Prosek is preparing a collection of watercolors of life-size fish of the oceans for publication in 2012. His portrait of a blue fin tuna caught Cape Cod Bay by a recreational fisherman he accompanied is a masterwork. Prosek observed the richly multi-hued coloration of the prized fish while it was freshly caught; moments later it would lose its luminosity and turn a dullish gray.

Even as Prosek captures the beauty and mystery of the ocean creatures with his paintbrush on a typical day in his warmly lit studio, he's mentally plotting out the discourse he's writing on ordering nature, the process of dividing natural life into species and categories.

That book was already in progress last spring when Prosek found a new home: a remote mountaintop in Suriname, formerly Dutch Guiana, reachable only by helicopter.

Prosek joined a small Peabody Museum expedition to collect new species of birds from the tropical paradise, a World Heritage site.

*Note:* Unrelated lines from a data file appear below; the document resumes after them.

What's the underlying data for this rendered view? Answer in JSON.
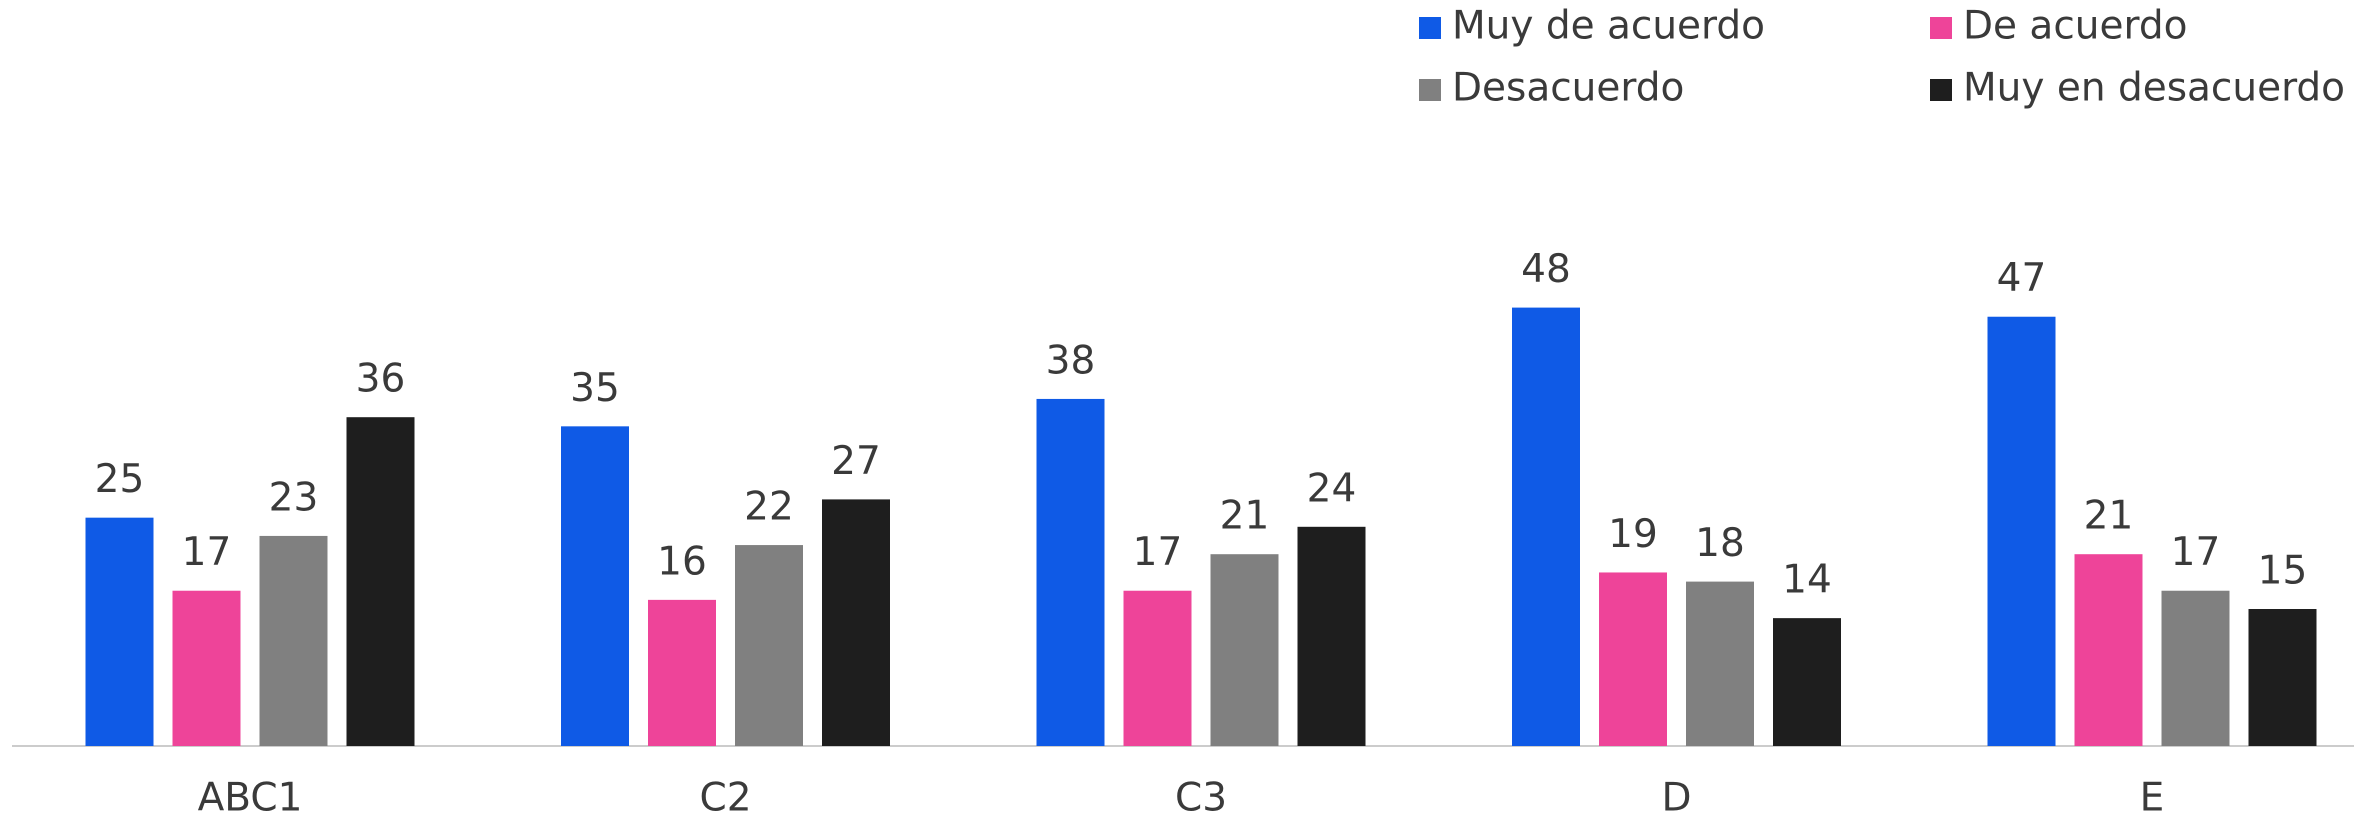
{
  "chart_data": {
    "type": "bar",
    "categories": [
      "ABC1",
      "C2",
      "C3",
      "D",
      "E"
    ],
    "series": [
      {
        "name": "Muy de acuerdo",
        "color": "#0f5ae6",
        "values": [
          25,
          35,
          38,
          48,
          47
        ]
      },
      {
        "name": "De acuerdo",
        "color": "#ee4499",
        "values": [
          17,
          16,
          17,
          19,
          21
        ]
      },
      {
        "name": "Desacuerdo",
        "color": "#808080",
        "values": [
          23,
          22,
          21,
          18,
          17
        ]
      },
      {
        "name": "Muy en desacuerdo",
        "color": "#1e1e1e",
        "values": [
          36,
          27,
          24,
          14,
          15
        ]
      }
    ],
    "ylim": [
      0,
      60
    ],
    "legend": "top-right"
  }
}
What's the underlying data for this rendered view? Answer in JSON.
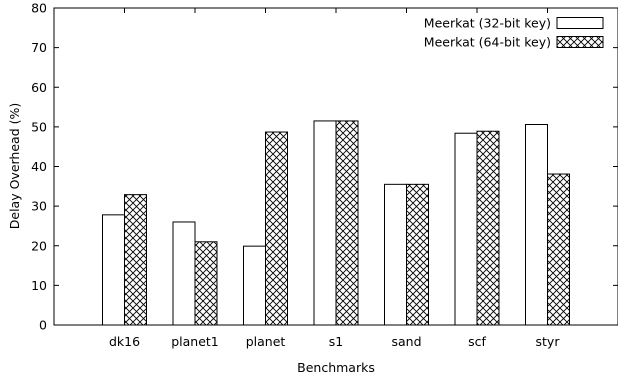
{
  "chart_data": {
    "type": "bar",
    "title": "",
    "xlabel": "Benchmarks",
    "ylabel": "Delay Overhead (%)",
    "ylim": [
      0,
      80
    ],
    "yticks": [
      0,
      10,
      20,
      30,
      40,
      50,
      60,
      70,
      80
    ],
    "grid": false,
    "legend": "top-right",
    "categories": [
      "dk16",
      "planet1",
      "planet",
      "s1",
      "sand",
      "scf",
      "styr"
    ],
    "series": [
      {
        "name": "Meerkat (32-bit key)",
        "pattern": "solid-white",
        "values": [
          27.8,
          26.0,
          19.9,
          51.5,
          35.5,
          48.4,
          50.6
        ]
      },
      {
        "name": "Meerkat (64-bit key)",
        "pattern": "crosshatch",
        "values": [
          32.9,
          21.0,
          48.7,
          51.5,
          35.5,
          48.9,
          38.1
        ]
      }
    ],
    "colors": {
      "bar_fill": "#ffffff",
      "stroke": "#000000"
    }
  }
}
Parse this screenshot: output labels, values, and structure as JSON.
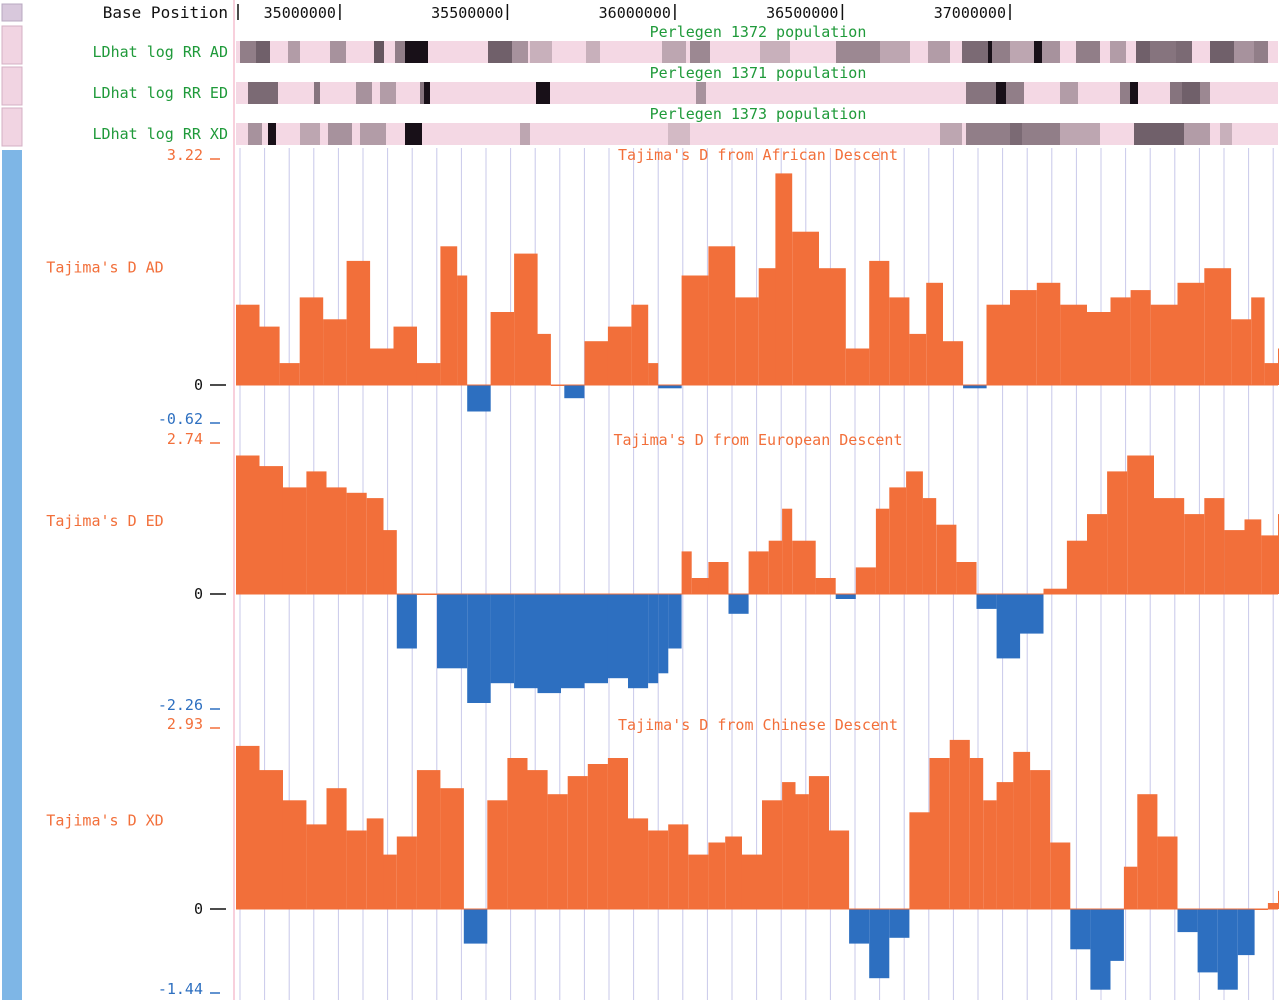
{
  "colors": {
    "positive": "#f26f3a",
    "negative": "#2d6fc0",
    "ld_label": "#1f9a3a",
    "plot_label": "#f26f3a",
    "tick_label": "#111111",
    "ld_bg": "#f4d8e4",
    "ld_dark": "#181018",
    "sidebar_blue": "#7eb6e6",
    "sidebar_pink": "#f1d4e2",
    "grid": "#c8c8ea",
    "divider": "#f0a0b8"
  },
  "ruler": {
    "label": "Base Position",
    "ticks": [
      "35000000",
      "35500000",
      "36000000",
      "36500000",
      "37000000"
    ]
  },
  "ld_tracks": [
    {
      "label": "LDhat log RR AD",
      "title": "Perlegen 1372 population",
      "blocks": [
        [
          240,
          256,
          0.45
        ],
        [
          256,
          270,
          0.6
        ],
        [
          288,
          300,
          0.3
        ],
        [
          330,
          346,
          0.35
        ],
        [
          374,
          384,
          0.65
        ],
        [
          395,
          405,
          0.45
        ],
        [
          405,
          428,
          1.0
        ],
        [
          488,
          512,
          0.6
        ],
        [
          512,
          528,
          0.35
        ],
        [
          530,
          552,
          0.2
        ],
        [
          586,
          600,
          0.2
        ],
        [
          662,
          686,
          0.25
        ],
        [
          690,
          710,
          0.4
        ],
        [
          760,
          790,
          0.2
        ],
        [
          836,
          880,
          0.4
        ],
        [
          880,
          910,
          0.25
        ],
        [
          928,
          950,
          0.3
        ],
        [
          962,
          988,
          0.55
        ],
        [
          988,
          992,
          1.0
        ],
        [
          992,
          1010,
          0.45
        ],
        [
          1010,
          1034,
          0.25
        ],
        [
          1034,
          1042,
          1.0
        ],
        [
          1042,
          1060,
          0.35
        ],
        [
          1076,
          1100,
          0.45
        ],
        [
          1110,
          1126,
          0.3
        ],
        [
          1136,
          1150,
          0.6
        ],
        [
          1150,
          1176,
          0.5
        ],
        [
          1176,
          1192,
          0.55
        ],
        [
          1210,
          1234,
          0.6
        ],
        [
          1234,
          1254,
          0.35
        ],
        [
          1254,
          1268,
          0.45
        ]
      ]
    },
    {
      "label": "LDhat log RR ED",
      "title": "Perlegen 1371 population",
      "blocks": [
        [
          248,
          278,
          0.55
        ],
        [
          314,
          320,
          0.5
        ],
        [
          356,
          372,
          0.35
        ],
        [
          380,
          396,
          0.3
        ],
        [
          420,
          424,
          0.5
        ],
        [
          424,
          430,
          1.0
        ],
        [
          536,
          550,
          1.0
        ],
        [
          696,
          706,
          0.35
        ],
        [
          966,
          996,
          0.5
        ],
        [
          996,
          1006,
          1.0
        ],
        [
          1006,
          1024,
          0.45
        ],
        [
          1060,
          1078,
          0.3
        ],
        [
          1120,
          1130,
          0.45
        ],
        [
          1130,
          1138,
          1.0
        ],
        [
          1170,
          1182,
          0.5
        ],
        [
          1182,
          1200,
          0.6
        ],
        [
          1200,
          1210,
          0.4
        ]
      ]
    },
    {
      "label": "LDhat log RR XD",
      "title": "Perlegen 1373 population",
      "blocks": [
        [
          248,
          262,
          0.35
        ],
        [
          268,
          276,
          1.0
        ],
        [
          300,
          320,
          0.25
        ],
        [
          328,
          352,
          0.35
        ],
        [
          360,
          386,
          0.3
        ],
        [
          405,
          422,
          1.0
        ],
        [
          520,
          530,
          0.25
        ],
        [
          668,
          690,
          0.15
        ],
        [
          940,
          962,
          0.25
        ],
        [
          966,
          1010,
          0.45
        ],
        [
          1010,
          1022,
          0.55
        ],
        [
          1022,
          1060,
          0.45
        ],
        [
          1060,
          1100,
          0.25
        ],
        [
          1134,
          1184,
          0.6
        ],
        [
          1184,
          1210,
          0.3
        ],
        [
          1220,
          1232,
          0.2
        ]
      ]
    }
  ],
  "chart_data": [
    {
      "type": "area",
      "title": "Tajima's D from African Descent",
      "track_label": "Tajima's D AD",
      "y_max_label": "3.22",
      "y_min_label": "-0.62",
      "zero_label": "0",
      "ylim": [
        -0.62,
        3.22
      ],
      "xlabel": "Base Position",
      "x_ticks": [
        35000000,
        35500000,
        36000000,
        36500000,
        37000000
      ],
      "x": [
        34690000,
        34760000,
        34820000,
        34880000,
        34950000,
        35020000,
        35090000,
        35160000,
        35230000,
        35300000,
        35350000,
        35380000,
        35450000,
        35520000,
        35590000,
        35630000,
        35670000,
        35730000,
        35800000,
        35870000,
        35920000,
        35950000,
        36020000,
        36100000,
        36180000,
        36250000,
        36300000,
        36350000,
        36430000,
        36510000,
        36580000,
        36640000,
        36700000,
        36750000,
        36800000,
        36860000,
        36930000,
        37000000,
        37080000,
        37150000,
        37230000,
        37300000,
        37360000,
        37420000,
        37500000,
        37580000,
        37660000,
        37720000,
        37760000,
        37800000
      ],
      "y": [
        1.1,
        0.8,
        0.3,
        1.2,
        0.9,
        1.7,
        0.5,
        0.8,
        0.3,
        1.9,
        1.5,
        -0.4,
        1.0,
        1.8,
        0.7,
        0.0,
        -0.2,
        0.6,
        0.8,
        1.1,
        0.3,
        -0.05,
        1.5,
        1.9,
        1.2,
        1.6,
        2.9,
        2.1,
        1.6,
        0.5,
        1.7,
        1.2,
        0.7,
        1.4,
        0.6,
        -0.05,
        1.1,
        1.3,
        1.4,
        1.1,
        1.0,
        1.2,
        1.3,
        1.1,
        1.4,
        1.6,
        0.9,
        1.2,
        0.3,
        0.5
      ]
    },
    {
      "type": "area",
      "title": "Tajima's D from European Descent",
      "track_label": "Tajima's D ED",
      "y_max_label": "2.74",
      "y_min_label": "-2.26",
      "zero_label": "0",
      "ylim": [
        -2.26,
        2.74
      ],
      "xlabel": "Base Position",
      "x_ticks": [
        35000000,
        35500000,
        36000000,
        36500000,
        37000000
      ],
      "x": [
        34690000,
        34760000,
        34830000,
        34900000,
        34960000,
        35020000,
        35080000,
        35130000,
        35170000,
        35230000,
        35290000,
        35380000,
        35450000,
        35520000,
        35590000,
        35660000,
        35730000,
        35800000,
        35860000,
        35920000,
        35950000,
        35980000,
        36020000,
        36050000,
        36100000,
        36160000,
        36220000,
        36280000,
        36320000,
        36350000,
        36420000,
        36480000,
        36540000,
        36600000,
        36640000,
        36690000,
        36740000,
        36780000,
        36840000,
        36900000,
        36960000,
        37030000,
        37100000,
        37170000,
        37230000,
        37290000,
        37350000,
        37430000,
        37520000,
        37580000,
        37640000,
        37700000,
        37750000,
        37800000
      ],
      "y": [
        2.6,
        2.4,
        2.0,
        2.3,
        2.0,
        1.9,
        1.8,
        1.2,
        -1.1,
        0.0,
        -1.5,
        -2.2,
        -1.8,
        -1.9,
        -2.0,
        -1.9,
        -1.8,
        -1.7,
        -1.9,
        -1.8,
        -1.6,
        -1.1,
        0.8,
        0.3,
        0.6,
        -0.4,
        0.8,
        1.0,
        1.6,
        1.0,
        0.3,
        -0.1,
        0.5,
        1.6,
        2.0,
        2.3,
        1.8,
        1.3,
        0.6,
        -0.3,
        -1.3,
        -0.8,
        0.1,
        1.0,
        1.5,
        2.3,
        2.6,
        1.8,
        1.5,
        1.8,
        1.2,
        1.4,
        1.1,
        1.5
      ]
    },
    {
      "type": "area",
      "title": "Tajima's D from Chinese Descent",
      "track_label": "Tajima's D XD",
      "y_max_label": "2.93",
      "y_min_label": "-1.44",
      "zero_label": "0",
      "ylim": [
        -1.44,
        2.93
      ],
      "xlabel": "Base Position",
      "x_ticks": [
        35000000,
        35500000,
        36000000,
        36500000,
        37000000
      ],
      "x": [
        34690000,
        34760000,
        34830000,
        34900000,
        34960000,
        35020000,
        35080000,
        35130000,
        35170000,
        35230000,
        35300000,
        35370000,
        35440000,
        35500000,
        35560000,
        35620000,
        35680000,
        35740000,
        35800000,
        35860000,
        35920000,
        35980000,
        36040000,
        36100000,
        36150000,
        36200000,
        36260000,
        36320000,
        36360000,
        36400000,
        36460000,
        36520000,
        36580000,
        36640000,
        36700000,
        36760000,
        36820000,
        36880000,
        36920000,
        36960000,
        37010000,
        37060000,
        37120000,
        37180000,
        37240000,
        37300000,
        37340000,
        37380000,
        37440000,
        37500000,
        37560000,
        37620000,
        37680000,
        37730000,
        37770000,
        37800000
      ],
      "y": [
        2.7,
        2.3,
        1.8,
        1.4,
        2.0,
        1.3,
        1.5,
        0.9,
        1.2,
        2.3,
        2.0,
        -0.6,
        1.8,
        2.5,
        2.3,
        1.9,
        2.2,
        2.4,
        2.5,
        1.5,
        1.3,
        1.4,
        0.9,
        1.1,
        1.2,
        0.9,
        1.8,
        2.1,
        1.9,
        2.2,
        1.3,
        -0.6,
        -1.2,
        -0.5,
        1.6,
        2.5,
        2.8,
        2.5,
        1.8,
        2.1,
        2.6,
        2.3,
        1.1,
        -0.7,
        -1.4,
        -0.9,
        0.7,
        1.9,
        1.2,
        -0.4,
        -1.1,
        -1.4,
        -0.8,
        0.0,
        0.1,
        0.3
      ]
    }
  ]
}
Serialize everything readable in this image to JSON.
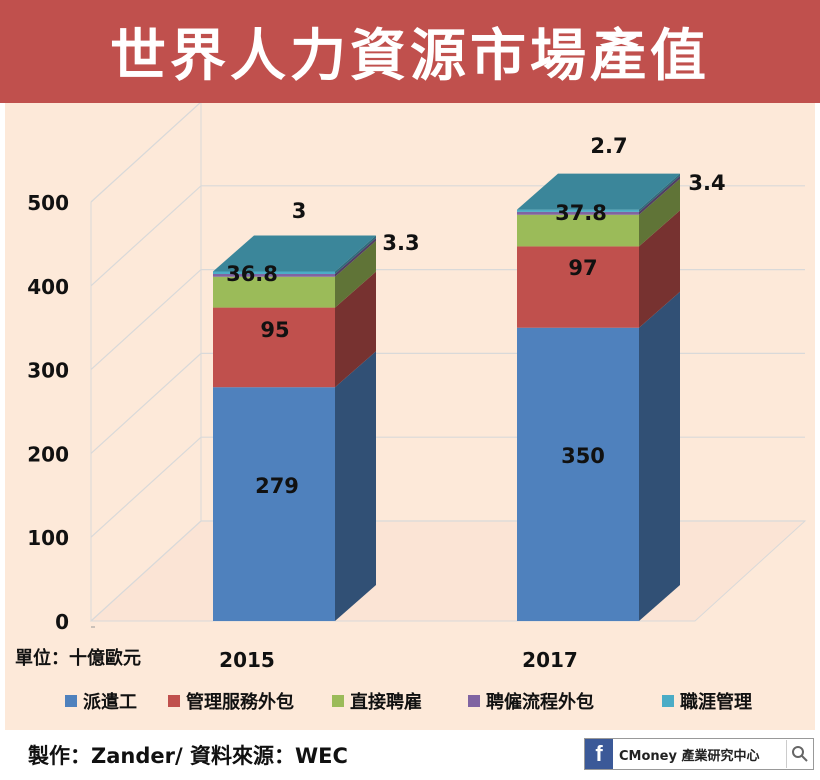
{
  "title": "世界人力資源市場產值",
  "unit_label": "單位：十億歐元",
  "credit": "製作：Zander/ 資料來源：WEC",
  "brand": "CMoney 產業研究中心",
  "colors": {
    "title_bg": "#c0504d",
    "panel_bg": "#fde9d9"
  },
  "chart_data": {
    "type": "bar",
    "stacked": true,
    "three_d": true,
    "categories": [
      "2015",
      "2017"
    ],
    "series": [
      {
        "name": "派遣工",
        "values": [
          279,
          350
        ],
        "color": "#4f81bd"
      },
      {
        "name": "管理服務外包",
        "values": [
          95,
          97
        ],
        "color": "#c0504d"
      },
      {
        "name": "直接聘雇",
        "values": [
          36.8,
          37.8
        ],
        "color": "#9bbb59"
      },
      {
        "name": "聘僱流程外包",
        "values": [
          3.3,
          3.4
        ],
        "color": "#8064a2"
      },
      {
        "name": "職涯管理",
        "values": [
          3,
          2.7
        ],
        "color": "#4bacc6"
      }
    ],
    "y_ticks": [
      0,
      100,
      200,
      300,
      400,
      500
    ],
    "ylim": [
      0,
      500
    ],
    "grid": true,
    "legend_position": "bottom"
  }
}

In between painting watercolors of birds, moths and vipers in the field, he assisted in expedition tasks — collecting birds from nets, firing a 12-gauge shotgun with fine powder, similar to Audubon’s, to bring down birds from the high canopies, deftly skinning the specimens and stuffing them with cotton and, finally, eating their meat, which would otherwise go to waste.

A momento of the rugged 3-week expedition is a photograph of Prosek painting a likeness of a poisonous viper coiled in his lap (it having been killed humanely) under a tarp in a makeshift camp.

In the picture, Prosek projects an aura of Zen-like serenity, despite the fact that his team lost the use of its only satellite phone during a flood one week into the trip and as a result was cut off from all the world for the duration. The nearest known indigenous people lived miles away across dense, impenetrable forest and there was no anti-viper serum in the first-aid kit in the event of a viper bite to a vital organ.

But the photograph betrays no anxiety on Prosek’s part. After all, he had come home.

An exhibit of Prosek's Suriname paintings opens on February 28 at Yale's Whitney Humanities Center in New Haven and runs through June 24.